Supplementary Figure 6: SDA results for the NA19240 (African Yoruban) assembly.
From: Long-read sequence and assembly of segmental duplications

a) SDA analysis of the NA19240 FALCON assembly generates 2,136 PSV clusters. b) Cumulative distribution of the assemblies and their percent identity to their best match in the reference.

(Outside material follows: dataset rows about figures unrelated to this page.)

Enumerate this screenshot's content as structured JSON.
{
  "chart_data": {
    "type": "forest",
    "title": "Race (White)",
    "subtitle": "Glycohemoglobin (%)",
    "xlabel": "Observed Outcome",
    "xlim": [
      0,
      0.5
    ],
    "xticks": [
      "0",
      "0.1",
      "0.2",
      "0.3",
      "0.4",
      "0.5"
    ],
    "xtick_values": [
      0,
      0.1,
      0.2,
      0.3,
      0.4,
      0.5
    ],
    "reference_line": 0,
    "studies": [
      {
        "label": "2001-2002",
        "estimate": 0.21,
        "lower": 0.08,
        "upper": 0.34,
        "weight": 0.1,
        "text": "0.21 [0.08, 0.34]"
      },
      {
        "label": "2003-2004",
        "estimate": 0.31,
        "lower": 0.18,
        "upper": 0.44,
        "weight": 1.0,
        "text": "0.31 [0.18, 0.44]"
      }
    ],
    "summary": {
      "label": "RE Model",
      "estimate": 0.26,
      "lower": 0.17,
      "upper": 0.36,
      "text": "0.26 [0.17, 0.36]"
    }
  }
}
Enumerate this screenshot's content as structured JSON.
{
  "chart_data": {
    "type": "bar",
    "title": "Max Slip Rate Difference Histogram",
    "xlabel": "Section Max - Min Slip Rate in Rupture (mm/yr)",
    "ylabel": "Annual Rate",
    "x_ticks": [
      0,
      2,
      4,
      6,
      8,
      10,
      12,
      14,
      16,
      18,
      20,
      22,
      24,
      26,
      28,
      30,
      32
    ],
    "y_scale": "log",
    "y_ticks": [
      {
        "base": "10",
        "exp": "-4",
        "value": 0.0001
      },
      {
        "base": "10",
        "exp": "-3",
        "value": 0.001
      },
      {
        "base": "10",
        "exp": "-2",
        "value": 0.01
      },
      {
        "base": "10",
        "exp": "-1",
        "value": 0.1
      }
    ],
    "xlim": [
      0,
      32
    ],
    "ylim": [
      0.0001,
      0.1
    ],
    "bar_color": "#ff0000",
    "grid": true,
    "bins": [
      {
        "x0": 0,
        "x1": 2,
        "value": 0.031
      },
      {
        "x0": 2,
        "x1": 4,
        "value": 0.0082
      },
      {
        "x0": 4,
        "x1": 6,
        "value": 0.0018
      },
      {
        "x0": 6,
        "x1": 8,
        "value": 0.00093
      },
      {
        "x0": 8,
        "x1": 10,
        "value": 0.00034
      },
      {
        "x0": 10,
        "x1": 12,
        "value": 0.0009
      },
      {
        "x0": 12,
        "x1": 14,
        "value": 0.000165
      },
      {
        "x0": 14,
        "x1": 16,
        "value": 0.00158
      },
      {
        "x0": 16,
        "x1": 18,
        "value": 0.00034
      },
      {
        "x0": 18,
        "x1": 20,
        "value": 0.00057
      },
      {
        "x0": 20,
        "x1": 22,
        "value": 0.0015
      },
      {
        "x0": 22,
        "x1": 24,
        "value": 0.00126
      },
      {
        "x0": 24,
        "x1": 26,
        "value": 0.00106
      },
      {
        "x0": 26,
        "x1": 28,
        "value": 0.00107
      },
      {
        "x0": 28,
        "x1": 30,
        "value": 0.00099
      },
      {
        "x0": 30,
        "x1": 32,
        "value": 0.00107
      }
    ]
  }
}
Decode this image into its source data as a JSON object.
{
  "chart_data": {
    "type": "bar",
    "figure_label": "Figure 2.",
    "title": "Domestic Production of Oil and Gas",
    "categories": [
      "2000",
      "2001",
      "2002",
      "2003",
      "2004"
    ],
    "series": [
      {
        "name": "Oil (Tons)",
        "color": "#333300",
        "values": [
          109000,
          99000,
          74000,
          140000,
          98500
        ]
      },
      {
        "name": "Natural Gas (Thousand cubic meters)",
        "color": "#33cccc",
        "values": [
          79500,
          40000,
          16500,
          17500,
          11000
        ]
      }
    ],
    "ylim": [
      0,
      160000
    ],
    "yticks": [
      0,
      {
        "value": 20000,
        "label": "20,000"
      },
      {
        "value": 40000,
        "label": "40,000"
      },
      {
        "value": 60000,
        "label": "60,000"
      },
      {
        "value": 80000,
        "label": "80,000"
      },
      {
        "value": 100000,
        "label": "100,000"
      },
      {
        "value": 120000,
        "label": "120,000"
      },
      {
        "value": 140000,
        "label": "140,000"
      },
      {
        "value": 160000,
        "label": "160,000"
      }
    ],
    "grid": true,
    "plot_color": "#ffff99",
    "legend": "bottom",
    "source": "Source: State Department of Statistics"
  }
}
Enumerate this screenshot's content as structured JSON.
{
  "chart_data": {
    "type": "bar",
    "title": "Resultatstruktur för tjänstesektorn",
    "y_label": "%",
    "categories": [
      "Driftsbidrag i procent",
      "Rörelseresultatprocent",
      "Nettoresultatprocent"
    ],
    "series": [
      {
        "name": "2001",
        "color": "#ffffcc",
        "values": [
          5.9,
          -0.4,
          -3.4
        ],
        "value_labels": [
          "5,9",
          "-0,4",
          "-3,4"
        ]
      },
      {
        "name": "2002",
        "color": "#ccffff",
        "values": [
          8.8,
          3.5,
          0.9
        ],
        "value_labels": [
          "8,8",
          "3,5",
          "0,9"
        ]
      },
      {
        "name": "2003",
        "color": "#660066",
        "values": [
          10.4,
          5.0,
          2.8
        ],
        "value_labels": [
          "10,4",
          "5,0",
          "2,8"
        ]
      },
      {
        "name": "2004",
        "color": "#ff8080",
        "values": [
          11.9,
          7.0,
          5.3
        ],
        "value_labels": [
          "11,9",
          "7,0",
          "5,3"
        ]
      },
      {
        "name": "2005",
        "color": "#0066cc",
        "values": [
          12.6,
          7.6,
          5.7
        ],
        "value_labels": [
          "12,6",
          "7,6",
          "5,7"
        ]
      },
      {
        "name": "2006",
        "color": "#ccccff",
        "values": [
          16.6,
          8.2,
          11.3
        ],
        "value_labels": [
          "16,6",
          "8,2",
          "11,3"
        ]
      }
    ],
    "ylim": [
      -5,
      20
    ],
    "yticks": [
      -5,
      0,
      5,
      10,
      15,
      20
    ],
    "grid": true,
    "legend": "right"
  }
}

There are 46.1 Mb of diverged assembly (gray) and 41.0 Mb that maps to the reference at high identity (black). c) A density plot of SDs plotted by length and percent identity. d) CND between NA19240 and the reference genome (NA19240 copy number – reference genome copy number) comparing n = 177 SD regions that match (>99.8%) versus n = 384 diverged SD regions (<99.8% identity). The mean CND of the matched sequence is 4.11 and the mean CND of the diverged sequence is 10.87, indicating that the diverged sequences are much more likely to represent additional duplicate copies that are unrepresented in the reference genome (GRCh38) (two-sided Mann-Whitney test; P = 1.88 × 10–4). The boxes indicate the range between the first and third quartiles, with the bold line specifying the median. The whiskers show the minimum and maximum within 1.5 times the interquartile range extending from the first and third quartiles. (See Fig. 2 for more details.).